Monday, August 23, 2010

A letter from Mother 'Cile

For a change of pace I thought I would include a letter to Maj. Gillham from his mother-in-law, Lucile Kiser Holsenbeck, who was known to everyone in the family as Mother 'Cile.  We don't learn too much new or earth shattering in this letter, but it is interesting to hear about the family from a different perspective.

Atlanta, Ga.
April 8, 1946

Dear Bill,

I really am ashamed for not writing to you sooner and thank you for the lovely handkerchief you sent me for Christmas, and the beautiful scarf and the much-needed silk hose you sent me on my birthday.  I do appreciate them all very much, and I think you were wonderful to remember me on my birthday -- and Pop was quite thrilled over his pretty handkerchief and socks on his birthday.  Of course, it is always nice to be remembered, but especially from someone so far away, so accept our sincere thanks.

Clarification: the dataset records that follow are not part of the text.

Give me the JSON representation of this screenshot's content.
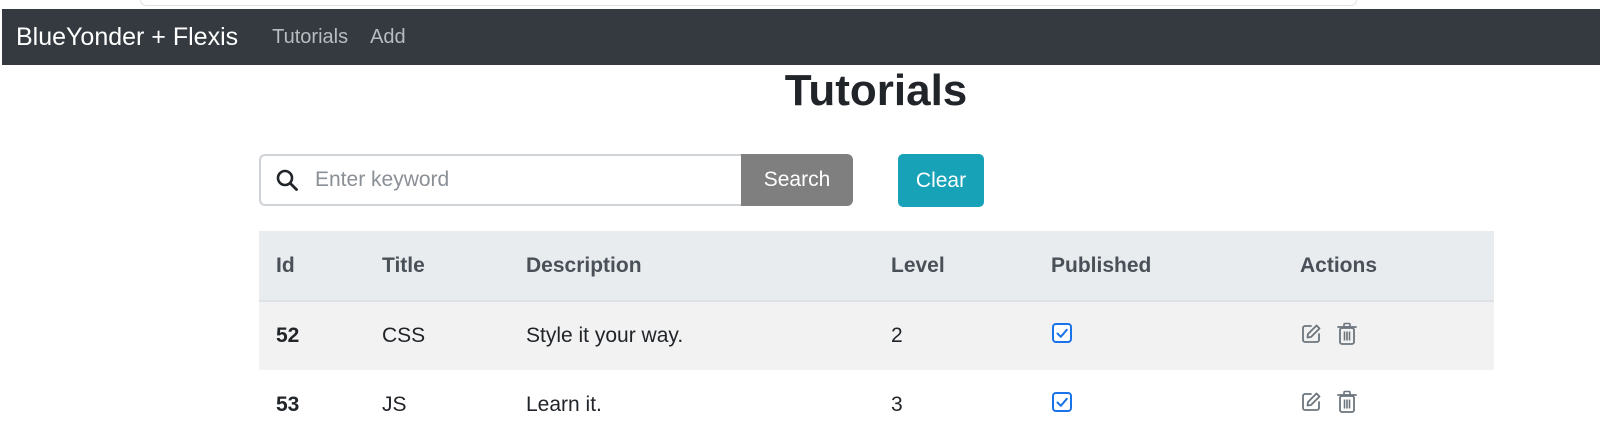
{
  "navbar": {
    "brand": "BlueYonder + Flexis",
    "links": [
      "Tutorials",
      "Add"
    ]
  },
  "page": {
    "title": "Tutorials"
  },
  "search": {
    "placeholder": "Enter keyword",
    "value": "",
    "search_label": "Search",
    "clear_label": "Clear"
  },
  "table": {
    "headers": [
      "Id",
      "Title",
      "Description",
      "Level",
      "Published",
      "Actions"
    ],
    "rows": [
      {
        "id": "52",
        "title": "CSS",
        "description": "Style it your way.",
        "level": "2",
        "published": true
      },
      {
        "id": "53",
        "title": "JS",
        "description": "Learn it.",
        "level": "3",
        "published": true
      }
    ]
  },
  "icons": {
    "search": "search-icon",
    "published": "checkbox-checked-icon",
    "edit": "edit-icon",
    "delete": "trash-icon"
  },
  "colors": {
    "navbar": "#343a40",
    "search_button": "#7f7f7f",
    "clear_button": "#17a2b8",
    "checkbox": "#1a73e8",
    "table_header": "#e9ecef"
  }
}
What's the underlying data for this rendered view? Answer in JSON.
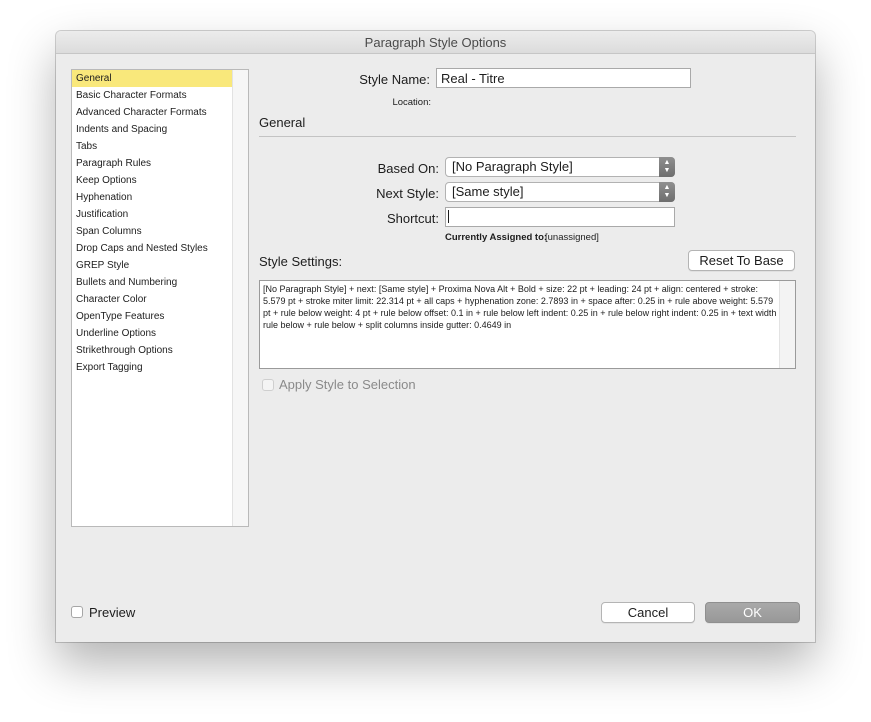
{
  "window": {
    "title": "Paragraph Style Options"
  },
  "sidebar": {
    "items": [
      {
        "label": "General",
        "selected": true
      },
      {
        "label": "Basic Character Formats"
      },
      {
        "label": "Advanced Character Formats"
      },
      {
        "label": "Indents and Spacing"
      },
      {
        "label": "Tabs"
      },
      {
        "label": "Paragraph Rules"
      },
      {
        "label": "Keep Options"
      },
      {
        "label": "Hyphenation"
      },
      {
        "label": "Justification"
      },
      {
        "label": "Span Columns"
      },
      {
        "label": "Drop Caps and Nested Styles"
      },
      {
        "label": "GREP Style"
      },
      {
        "label": "Bullets and Numbering"
      },
      {
        "label": "Character Color"
      },
      {
        "label": "OpenType Features"
      },
      {
        "label": "Underline Options"
      },
      {
        "label": "Strikethrough Options"
      },
      {
        "label": "Export Tagging"
      }
    ]
  },
  "form": {
    "style_name_label": "Style Name:",
    "style_name_value": "Real - Titre",
    "location_label": "Location:",
    "section_title": "General",
    "based_on_label": "Based On:",
    "based_on_value": "[No Paragraph Style]",
    "next_style_label": "Next Style:",
    "next_style_value": "[Same style]",
    "shortcut_label": "Shortcut:",
    "shortcut_value": "",
    "assigned_label": "Currently Assigned to:",
    "assigned_value": "[unassigned]",
    "style_settings_label": "Style Settings:",
    "reset_button": "Reset To Base",
    "style_settings_text": "[No Paragraph Style] + next: [Same style] + Proxima Nova Alt + Bold + size: 22 pt + leading: 24 pt + align: centered + stroke: 5.579 pt + stroke miter limit: 22.314 pt + all caps + hyphenation zone:  2.7893 in + space after: 0.25 in + rule above weight: 5.579 pt + rule below weight: 4 pt + rule below offset: 0.1 in + rule below left indent: 0.25 in + rule below right indent: 0.25 in + text width rule below + rule below + split columns inside gutter: 0.4649 in",
    "apply_label": "Apply Style to Selection",
    "apply_checked": false
  },
  "footer": {
    "preview_label": "Preview",
    "preview_checked": false,
    "cancel_button": "Cancel",
    "ok_button": "OK"
  },
  "colors": {
    "selection_highlight": "#f9e87b",
    "dialog_background": "#ececec"
  },
  "icons": {
    "popup_stepper": "up-down-chevron-icon"
  }
}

It is wonderful having our two daughters and four granddaughters with us.  We have lots of fun and good times together, but we are indeed a busy household, and there is a never a dull moment, something happening all the time.

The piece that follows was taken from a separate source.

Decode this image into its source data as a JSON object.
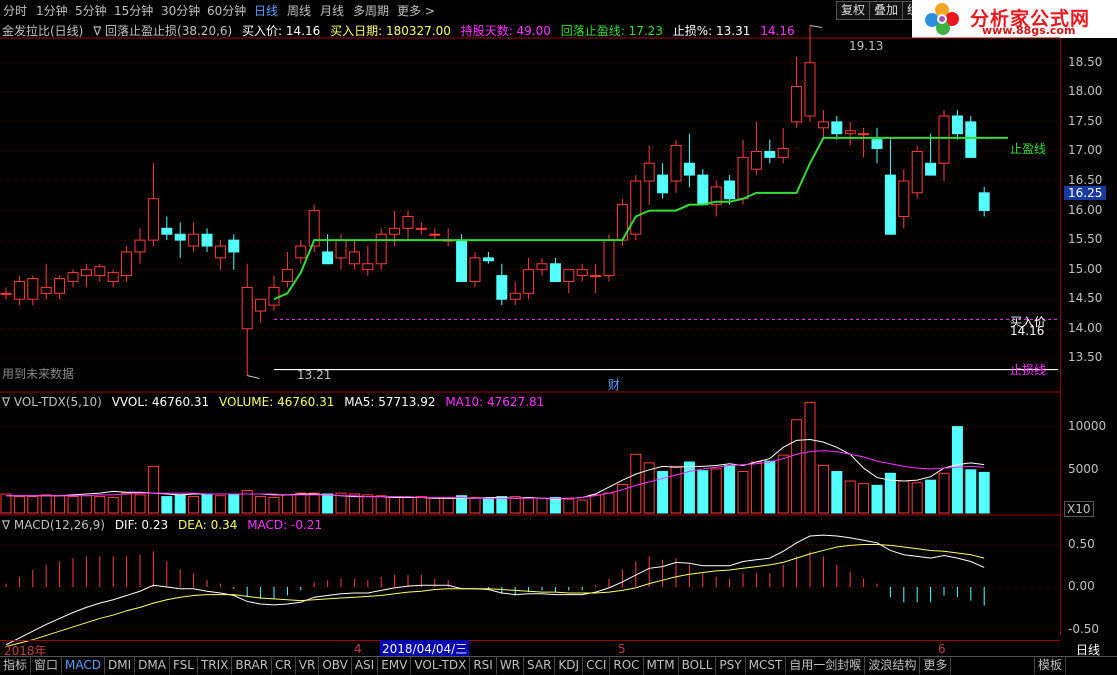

The girls go to dancing twice a week, to the scout meeting and for the past several weeks Emily has been going to a class of instruction at the church, as she expects to join the church at Easter.

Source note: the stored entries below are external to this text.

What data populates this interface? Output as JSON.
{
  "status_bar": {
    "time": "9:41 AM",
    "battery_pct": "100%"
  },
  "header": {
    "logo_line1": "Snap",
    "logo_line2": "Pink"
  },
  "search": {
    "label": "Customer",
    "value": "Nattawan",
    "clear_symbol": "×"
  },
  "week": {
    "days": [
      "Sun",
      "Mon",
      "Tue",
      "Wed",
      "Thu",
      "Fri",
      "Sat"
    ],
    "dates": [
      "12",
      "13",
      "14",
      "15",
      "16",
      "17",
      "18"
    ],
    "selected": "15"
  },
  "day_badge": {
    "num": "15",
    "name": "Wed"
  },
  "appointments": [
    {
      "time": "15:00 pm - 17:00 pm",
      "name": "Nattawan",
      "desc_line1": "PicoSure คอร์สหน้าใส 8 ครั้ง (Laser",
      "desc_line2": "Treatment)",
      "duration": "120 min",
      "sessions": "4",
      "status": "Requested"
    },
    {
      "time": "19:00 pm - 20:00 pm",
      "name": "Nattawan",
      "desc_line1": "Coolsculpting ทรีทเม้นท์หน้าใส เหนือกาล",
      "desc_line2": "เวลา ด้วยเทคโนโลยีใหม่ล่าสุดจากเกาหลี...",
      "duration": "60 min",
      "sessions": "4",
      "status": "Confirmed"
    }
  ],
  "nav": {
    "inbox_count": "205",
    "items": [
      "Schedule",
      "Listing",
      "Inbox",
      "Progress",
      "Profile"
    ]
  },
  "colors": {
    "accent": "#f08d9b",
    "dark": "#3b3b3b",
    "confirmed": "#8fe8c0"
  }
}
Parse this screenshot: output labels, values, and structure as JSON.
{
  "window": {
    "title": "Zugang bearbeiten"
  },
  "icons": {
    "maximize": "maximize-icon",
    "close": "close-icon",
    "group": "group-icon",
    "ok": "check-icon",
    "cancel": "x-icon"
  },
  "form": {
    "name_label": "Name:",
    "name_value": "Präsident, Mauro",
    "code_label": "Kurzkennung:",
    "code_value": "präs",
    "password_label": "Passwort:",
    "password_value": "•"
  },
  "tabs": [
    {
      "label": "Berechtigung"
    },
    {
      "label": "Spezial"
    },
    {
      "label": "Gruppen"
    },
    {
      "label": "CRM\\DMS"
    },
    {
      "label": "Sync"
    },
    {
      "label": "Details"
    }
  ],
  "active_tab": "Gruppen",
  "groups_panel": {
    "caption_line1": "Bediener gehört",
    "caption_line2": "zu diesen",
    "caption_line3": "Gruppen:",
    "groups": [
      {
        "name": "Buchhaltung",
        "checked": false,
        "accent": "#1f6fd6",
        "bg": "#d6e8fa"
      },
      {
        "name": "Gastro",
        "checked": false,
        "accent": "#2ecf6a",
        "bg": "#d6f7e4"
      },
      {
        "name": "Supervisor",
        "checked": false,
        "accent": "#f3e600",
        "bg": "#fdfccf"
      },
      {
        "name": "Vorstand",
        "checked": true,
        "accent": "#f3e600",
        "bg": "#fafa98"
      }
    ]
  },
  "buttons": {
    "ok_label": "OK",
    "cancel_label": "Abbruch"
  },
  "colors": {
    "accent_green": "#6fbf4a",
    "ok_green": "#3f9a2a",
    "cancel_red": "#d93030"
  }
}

Bryant left Wednesday for Camp LeJeune to meet Carl.  She left Margaret with us, and when Carl gets his leave Bryant and Carl will come back for Margaret.  His negro soldiers will have to be processed and discharged before he gets his leave.  I do not know whether they will leave Margaret here with us until school is out or not.

The children have a great time together, and Margaret wants to do everything Monty does.  Frances has been wonderful about taking the children out to see different things around Atlanta.  Hurt Park is one of the show places in Atlanta now, with 15,000 tulip bulbs, and they are in bloom now.  There is to be a tulip show April 13th and 14th at the Auditorium and we plan to go and take the children.

The things you have sent Frances and the girls are certainly interesting, as well as handsome and beautiful.  The brass is handsome and Frances has been trying to study up on the art, etc.  The lacquer arrived Saturday and the whole family is excited to the 9th degree when a package arrives from Bill.  The linen you sent is another valuable item, for linen is sky high here.  I imagine the white cloth would cost about $75 or $100 here.

Mother was delighted with the attractive fan you sent her.  She has been quite ill, but Sunday I took her to ride, the first time she had been out in some time.  She enjoys the children so much.

Martha is the best baby I ever saw.  Anything is all right with her, and Emily and Monty are so sweet to her.

I think it would be grand when you get out of the army if you and your family could settle in Atlanta.

Friday Frances went to the History Club with me.  Mrs. Watters and Mrs. McNeil entertained at the Women's Club and I was so proud of my daughter.  Tomorrow night we are going to the Public Affairs Forum, and I am so glad to have the opportunity of going out with my daughter and knowing our grandchildren.

We think of you constantly, and I want to thank you for taking such good care of our daughter and grandchildren.